Die Frage der Gleichberechtigung zwischen Mann und Frau ist keine Frage, die erst vor hundert Jahren aufgeworfen wurde. Schon in der Zeit der Französischen Revolution ist die Erklärung der Rechte der Frauen und Bürgerinnen veröffentlicht worden, die die volle Gleichberechtigung forderte. Auch die Mitbegründerin der DDP, einer Vorgängerpartei der FDP, Helene Lange, setzte sich für die Rechte der Frauen ein. Die Geschichte der Gleichstellungspolitik ist also nicht von den linken Parteien erfunden worden. Es gibt deshalb auch keinen Alleinvertretungsanspruch,

(Beifall FDP und CDU)

auch wenn uns das manch Vertreter der linken Parteien immer wieder suggerieren möchte.

(Zuruf der Abgeordneten Kaiser [DIE LINKE])

- Frau Kaiser, kennen Sie eigentlich den Hamburger Fischmarkt?

(Heiterkeit und Beifall FDP und CDU)

Wir kritisieren völlig zu Recht, dass es immer noch erhebliche Unterschiede bei der Bezahlung von Frauen und Männern gibt, ebenso, wie wir völlig zu Recht kritisieren, dass Frauen in Führungspositionen noch immer unterrepräsentiert sind. Aber wir müssen uns doch über die Ursachen und Hintergründe dafür unterhalten und dürfen nicht in ein Rollenbild verfallen, welches den Mann als den bösen Chauvi sieht, der die Frauen ihrer Rechte berauben will.

(Heiterkeit der Abgeordneten Kaiser [DIE LINKE])

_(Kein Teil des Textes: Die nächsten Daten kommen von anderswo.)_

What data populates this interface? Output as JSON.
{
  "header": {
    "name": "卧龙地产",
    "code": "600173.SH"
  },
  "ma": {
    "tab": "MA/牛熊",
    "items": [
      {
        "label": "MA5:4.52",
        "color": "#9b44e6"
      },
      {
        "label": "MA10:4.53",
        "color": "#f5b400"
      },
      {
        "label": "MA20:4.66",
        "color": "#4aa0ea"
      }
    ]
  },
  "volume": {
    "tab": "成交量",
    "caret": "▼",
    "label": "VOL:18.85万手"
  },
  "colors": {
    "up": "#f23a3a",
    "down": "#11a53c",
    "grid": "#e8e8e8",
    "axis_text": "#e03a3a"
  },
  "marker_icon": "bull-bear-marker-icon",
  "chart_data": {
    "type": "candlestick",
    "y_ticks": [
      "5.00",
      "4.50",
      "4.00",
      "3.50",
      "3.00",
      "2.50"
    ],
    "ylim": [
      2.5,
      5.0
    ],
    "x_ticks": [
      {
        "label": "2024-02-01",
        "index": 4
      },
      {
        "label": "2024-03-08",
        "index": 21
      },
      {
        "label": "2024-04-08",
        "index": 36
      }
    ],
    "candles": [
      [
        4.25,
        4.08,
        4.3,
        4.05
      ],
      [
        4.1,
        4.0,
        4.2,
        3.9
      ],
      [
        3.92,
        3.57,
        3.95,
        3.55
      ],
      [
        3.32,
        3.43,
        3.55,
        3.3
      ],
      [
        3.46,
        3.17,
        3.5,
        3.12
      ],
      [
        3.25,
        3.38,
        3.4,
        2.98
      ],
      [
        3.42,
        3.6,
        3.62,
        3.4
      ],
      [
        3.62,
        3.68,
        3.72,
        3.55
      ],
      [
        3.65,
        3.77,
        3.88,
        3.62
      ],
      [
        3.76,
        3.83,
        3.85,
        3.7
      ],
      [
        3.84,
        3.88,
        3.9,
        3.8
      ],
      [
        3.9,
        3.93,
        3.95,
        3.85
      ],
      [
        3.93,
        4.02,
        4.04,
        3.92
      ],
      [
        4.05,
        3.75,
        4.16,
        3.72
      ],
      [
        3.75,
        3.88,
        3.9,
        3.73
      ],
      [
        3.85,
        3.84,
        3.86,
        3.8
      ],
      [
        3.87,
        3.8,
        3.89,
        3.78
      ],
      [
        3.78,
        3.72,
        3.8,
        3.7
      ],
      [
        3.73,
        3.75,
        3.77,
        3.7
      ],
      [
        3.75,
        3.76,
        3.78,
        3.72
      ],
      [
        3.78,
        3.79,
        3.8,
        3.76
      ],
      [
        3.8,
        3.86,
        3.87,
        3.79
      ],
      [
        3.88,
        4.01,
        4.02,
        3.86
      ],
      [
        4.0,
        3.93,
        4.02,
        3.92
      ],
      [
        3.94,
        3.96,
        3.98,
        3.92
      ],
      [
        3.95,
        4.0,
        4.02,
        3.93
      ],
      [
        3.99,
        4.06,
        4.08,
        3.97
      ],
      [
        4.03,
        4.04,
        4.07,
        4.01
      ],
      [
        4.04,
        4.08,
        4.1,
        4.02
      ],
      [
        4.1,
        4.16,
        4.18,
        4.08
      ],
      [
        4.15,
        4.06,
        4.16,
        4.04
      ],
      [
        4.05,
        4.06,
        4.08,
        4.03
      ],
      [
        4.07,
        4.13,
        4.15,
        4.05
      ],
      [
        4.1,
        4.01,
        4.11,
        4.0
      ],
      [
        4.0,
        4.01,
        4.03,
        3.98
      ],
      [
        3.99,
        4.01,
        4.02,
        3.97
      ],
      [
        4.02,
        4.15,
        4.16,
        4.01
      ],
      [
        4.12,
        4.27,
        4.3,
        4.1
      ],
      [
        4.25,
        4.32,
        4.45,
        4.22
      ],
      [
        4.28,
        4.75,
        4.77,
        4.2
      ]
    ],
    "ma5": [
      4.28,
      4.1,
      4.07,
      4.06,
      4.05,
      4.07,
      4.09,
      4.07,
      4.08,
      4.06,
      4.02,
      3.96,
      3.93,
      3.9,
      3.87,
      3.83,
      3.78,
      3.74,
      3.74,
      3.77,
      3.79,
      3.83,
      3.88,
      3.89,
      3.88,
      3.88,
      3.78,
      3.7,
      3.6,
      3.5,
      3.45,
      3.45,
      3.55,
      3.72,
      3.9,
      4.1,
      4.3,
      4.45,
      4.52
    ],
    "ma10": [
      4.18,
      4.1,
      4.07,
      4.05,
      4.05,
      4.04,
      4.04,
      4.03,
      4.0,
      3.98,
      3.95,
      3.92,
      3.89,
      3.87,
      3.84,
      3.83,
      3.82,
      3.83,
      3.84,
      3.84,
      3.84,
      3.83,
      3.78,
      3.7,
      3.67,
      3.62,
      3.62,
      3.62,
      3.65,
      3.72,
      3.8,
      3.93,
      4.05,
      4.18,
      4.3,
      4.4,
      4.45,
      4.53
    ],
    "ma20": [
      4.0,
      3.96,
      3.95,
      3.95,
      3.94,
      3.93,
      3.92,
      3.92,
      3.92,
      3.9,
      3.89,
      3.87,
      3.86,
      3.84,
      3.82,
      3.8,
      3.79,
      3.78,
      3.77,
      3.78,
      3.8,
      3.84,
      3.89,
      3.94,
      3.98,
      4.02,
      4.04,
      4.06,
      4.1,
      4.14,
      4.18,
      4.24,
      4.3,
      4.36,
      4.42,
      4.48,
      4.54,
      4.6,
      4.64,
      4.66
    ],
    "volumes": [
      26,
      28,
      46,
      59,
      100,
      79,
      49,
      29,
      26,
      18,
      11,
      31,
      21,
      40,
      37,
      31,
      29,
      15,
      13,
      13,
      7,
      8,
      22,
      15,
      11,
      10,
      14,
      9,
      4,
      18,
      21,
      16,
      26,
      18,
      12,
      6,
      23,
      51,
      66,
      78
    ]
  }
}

Es geht auch nicht darum, dass wir den Familien in diesem Land vorschreiben, welches Rollenbild sie in ihren Partnerschaften vereinbaren.

(Beifall FDP und CDU)

Wenn sich Ehepaare darin einig sind, dass einer arbeiten geht und der andere zu Hause bleibt und die Kinder erzieht und versorgt, dann ist das genauso akzeptabel wie die Entscheidung, dass beide Partner Karriere machen wollen und dabei auf Kinder verzichten.

(Beifall FDP und der Abgeordneten Dr. Ludwig [CDU])

Beides kann man kritisieren, aber beides muss man auch akzeptieren und den Partnern bei ihren individuellen Lebensentwürfen die freie Wahl lassen.

Die Ursachen der noch immer vorhandenen Unterschiede zwischen Männern und Frauen sind oftmals die nicht vorhandenen Betreuungsmöglichkeiten für Kinder, insbesondere auch 24-Stunden-Kitas, die es allen Partnern erlauben, ihre Karriere mit dem Kinderwunsch zu vereinbaren.

(Frau Kircheis [SPD]: Thema verfehlt!)

Teilzeitarbeit ist in der Regel weiblich. Daran hat auch das Gleichstellungsdurchsetzungsgesetz - allein schon dieser Name! -, mit dem die Große Koalition mehr Männer zu Teilzeitarbeit motivieren wollte, nichts geändert. 32 % der weiblichen Beschäftigten arbeiten Teilzeit, ein Drittel davon, weil sie keine Kinderbetreuung für den ganzen Tag bekommen. Alleinerziehende Frauen beziehen, statistisch betrachtet, am häufigsten Arbeitslosengeld II.

Es gibt drei Punkte, die ursächlich zu Lohnunterschieden zwischen Frauen und Männern führen:

Erstens: Viele junge Mädchen entscheiden sich noch immer für traditionell als weiblich geltende Berufe. Viele dieser Berufe sind eine Einbahnstraße, weil es so gut wie keine Aufstiegsmöglichkeiten gibt.

Zweitens: Wenn sich Frauen der Familie zuliebe für mehrere Jahre aus dem Beruf ausklinken, haben sie später häufig schlechte Karten; denn da sie weniger Berufserfahrung haben, verdienen sie weniger als männliche Kollegen.

(Frau Alter [SPD]: Genau!)

Drittens: Es gibt Probleme bei der Vereinbarkeit von Familie und Beruf. Diese Probleme sind oft der Grund, warum Frauen in Teilzeit arbeiten.